Entonces ofrezco dos predicciones: creo que la traducción será cada vez más importante. Exponernos a puntos de vista nuevos y foráneos nos permite reencontrarnos con lo que hay en nuestro inconsciente colectivo, nos enriquece y nos une en un espacio de empatía. Me parece que ello se convertirá en una suerte de supervivencia darwinista. Estamos condenados a compartir este mundo con los otros prisioneros, y es un mundo cada vez más pequeño. Nos conviene conocernos mejor. El arte vive del debate, escribe Henry James, de la experimentación, de la diversidad de acercamientos, del intercambio de visiones y de la comparación de puntos de vista. Es lo que nos permite trascender el entorno de lo cotidiano y tocar lo universal. Contamos historias; compartimos secretos, sueños, alegrías, miedos, dolor y aversiones; conscientes de que la imaginación es el tónico, el bálsamo, el lenitivo que lo cura todo. Exorciza nuestros demonios y vuelve a encandilar un mundo desencantado. Los que dedicamos nuestra vida a las artes, y en particular a la literatura, sabemos que ese es el motivo de nuestro empeño: las correspondencias, las conexiones; los puentes existenciales hacia el reino del otro, hacia las miles e interminables aventuras de la experiencia humana.
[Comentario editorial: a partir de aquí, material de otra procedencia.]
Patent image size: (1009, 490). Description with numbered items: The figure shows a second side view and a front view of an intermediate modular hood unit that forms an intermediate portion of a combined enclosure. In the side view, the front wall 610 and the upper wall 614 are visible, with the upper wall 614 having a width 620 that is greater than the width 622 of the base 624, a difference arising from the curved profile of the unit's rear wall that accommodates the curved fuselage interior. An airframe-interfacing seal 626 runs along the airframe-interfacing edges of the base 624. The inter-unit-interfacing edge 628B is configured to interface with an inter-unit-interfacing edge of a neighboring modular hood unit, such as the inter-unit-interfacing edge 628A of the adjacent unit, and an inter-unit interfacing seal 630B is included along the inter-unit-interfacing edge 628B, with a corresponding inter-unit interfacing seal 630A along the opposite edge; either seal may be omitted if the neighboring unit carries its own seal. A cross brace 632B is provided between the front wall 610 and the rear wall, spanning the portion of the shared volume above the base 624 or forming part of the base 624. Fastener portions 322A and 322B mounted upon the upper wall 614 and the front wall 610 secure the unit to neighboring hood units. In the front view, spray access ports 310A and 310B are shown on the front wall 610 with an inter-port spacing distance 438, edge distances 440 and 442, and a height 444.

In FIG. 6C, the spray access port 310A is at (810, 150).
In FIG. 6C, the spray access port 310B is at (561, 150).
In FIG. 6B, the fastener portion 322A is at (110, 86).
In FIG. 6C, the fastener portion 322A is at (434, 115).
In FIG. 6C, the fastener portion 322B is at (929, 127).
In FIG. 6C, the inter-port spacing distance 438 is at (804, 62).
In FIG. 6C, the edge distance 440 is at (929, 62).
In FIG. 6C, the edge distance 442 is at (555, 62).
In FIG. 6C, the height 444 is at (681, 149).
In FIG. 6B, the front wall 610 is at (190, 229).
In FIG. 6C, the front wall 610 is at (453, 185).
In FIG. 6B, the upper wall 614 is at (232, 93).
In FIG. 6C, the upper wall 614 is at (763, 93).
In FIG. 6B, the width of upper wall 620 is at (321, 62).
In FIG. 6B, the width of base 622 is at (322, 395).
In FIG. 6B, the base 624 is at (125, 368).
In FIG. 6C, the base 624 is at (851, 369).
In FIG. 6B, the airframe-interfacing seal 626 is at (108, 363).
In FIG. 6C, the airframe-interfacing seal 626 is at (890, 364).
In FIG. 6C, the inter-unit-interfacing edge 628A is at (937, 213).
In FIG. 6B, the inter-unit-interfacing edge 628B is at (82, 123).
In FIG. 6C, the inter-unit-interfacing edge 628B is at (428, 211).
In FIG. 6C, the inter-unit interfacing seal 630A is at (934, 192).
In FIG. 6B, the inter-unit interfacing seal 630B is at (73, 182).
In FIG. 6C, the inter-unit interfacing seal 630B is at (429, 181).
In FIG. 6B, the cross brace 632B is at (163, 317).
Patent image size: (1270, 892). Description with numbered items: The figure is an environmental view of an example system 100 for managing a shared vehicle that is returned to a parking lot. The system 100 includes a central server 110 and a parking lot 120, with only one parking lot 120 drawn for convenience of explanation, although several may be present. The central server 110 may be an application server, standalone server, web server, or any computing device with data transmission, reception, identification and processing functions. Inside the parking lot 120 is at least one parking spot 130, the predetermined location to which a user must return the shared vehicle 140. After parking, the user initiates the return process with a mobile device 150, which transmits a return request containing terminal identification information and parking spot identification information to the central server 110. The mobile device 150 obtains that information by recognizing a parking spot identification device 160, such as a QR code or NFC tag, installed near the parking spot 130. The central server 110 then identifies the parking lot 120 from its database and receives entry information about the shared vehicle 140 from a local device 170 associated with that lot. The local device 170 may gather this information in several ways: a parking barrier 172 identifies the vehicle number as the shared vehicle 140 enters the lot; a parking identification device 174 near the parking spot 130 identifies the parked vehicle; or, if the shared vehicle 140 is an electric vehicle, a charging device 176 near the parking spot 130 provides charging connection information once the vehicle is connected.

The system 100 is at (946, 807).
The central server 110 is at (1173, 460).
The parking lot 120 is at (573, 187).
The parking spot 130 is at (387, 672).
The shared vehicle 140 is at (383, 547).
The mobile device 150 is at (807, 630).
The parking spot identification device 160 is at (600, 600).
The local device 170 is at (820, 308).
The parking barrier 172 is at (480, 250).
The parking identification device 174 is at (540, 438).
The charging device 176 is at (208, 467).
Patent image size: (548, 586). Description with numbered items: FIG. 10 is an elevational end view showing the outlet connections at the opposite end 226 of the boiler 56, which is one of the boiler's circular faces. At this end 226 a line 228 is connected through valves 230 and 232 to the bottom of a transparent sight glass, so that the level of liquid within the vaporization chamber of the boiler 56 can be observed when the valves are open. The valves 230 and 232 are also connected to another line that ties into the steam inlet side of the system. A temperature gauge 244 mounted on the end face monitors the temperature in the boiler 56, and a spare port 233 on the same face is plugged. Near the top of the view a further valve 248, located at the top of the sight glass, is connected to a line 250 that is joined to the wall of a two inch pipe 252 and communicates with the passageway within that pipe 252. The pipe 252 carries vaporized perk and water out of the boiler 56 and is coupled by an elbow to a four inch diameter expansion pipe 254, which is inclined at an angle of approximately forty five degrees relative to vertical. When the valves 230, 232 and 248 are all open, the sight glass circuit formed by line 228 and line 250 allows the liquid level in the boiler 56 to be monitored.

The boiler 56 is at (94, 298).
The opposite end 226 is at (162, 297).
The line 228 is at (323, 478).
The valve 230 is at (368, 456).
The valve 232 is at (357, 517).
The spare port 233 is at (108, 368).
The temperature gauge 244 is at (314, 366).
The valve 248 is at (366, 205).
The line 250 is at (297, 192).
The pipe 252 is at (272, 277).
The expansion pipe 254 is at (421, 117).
Y la segunda: me parece que viviremos un renacimiento de la conciencia de las mujeres expresada con palabras, lo cual es realmente una de las grandes incógnitas de los tiempos. Un retrato de la artista ya no adolescente. Y dado que la mayoría de los lectores hoy en día son mujeres, las que compran libros son ellas, el mercado parece estar de acuerdo y cuando eso sucede, no hay vuelta atrás. Digamos que el poder entra. El gran elemento oculto, el gran misterio, el gran espacio inconmensurable, lo más desconocido es ... ¿qué piensan realmente las mujeres cuando piensan en libertad? Cuando los hombres no median, cuando no están reducidas a su papel de madre, hija o amante. ¿Qué? ¿Qué? ¿Creen que lo sabemos realmente? Pues bien, me parece que estamos a punto de averiguarlo. Y creo que podemos llevarnos una sorpresa.
Discurso pronunciado el 7 de julio en las Conferencias Chapultepec rumbo a Mondiacult 2022.
La autora agradece a la Secretaría de Cultura, a Pablo Raphael y a su excelente equipo la invitación a participar en las Conferencias Chapultepec rumbo a Mondiacult 2022.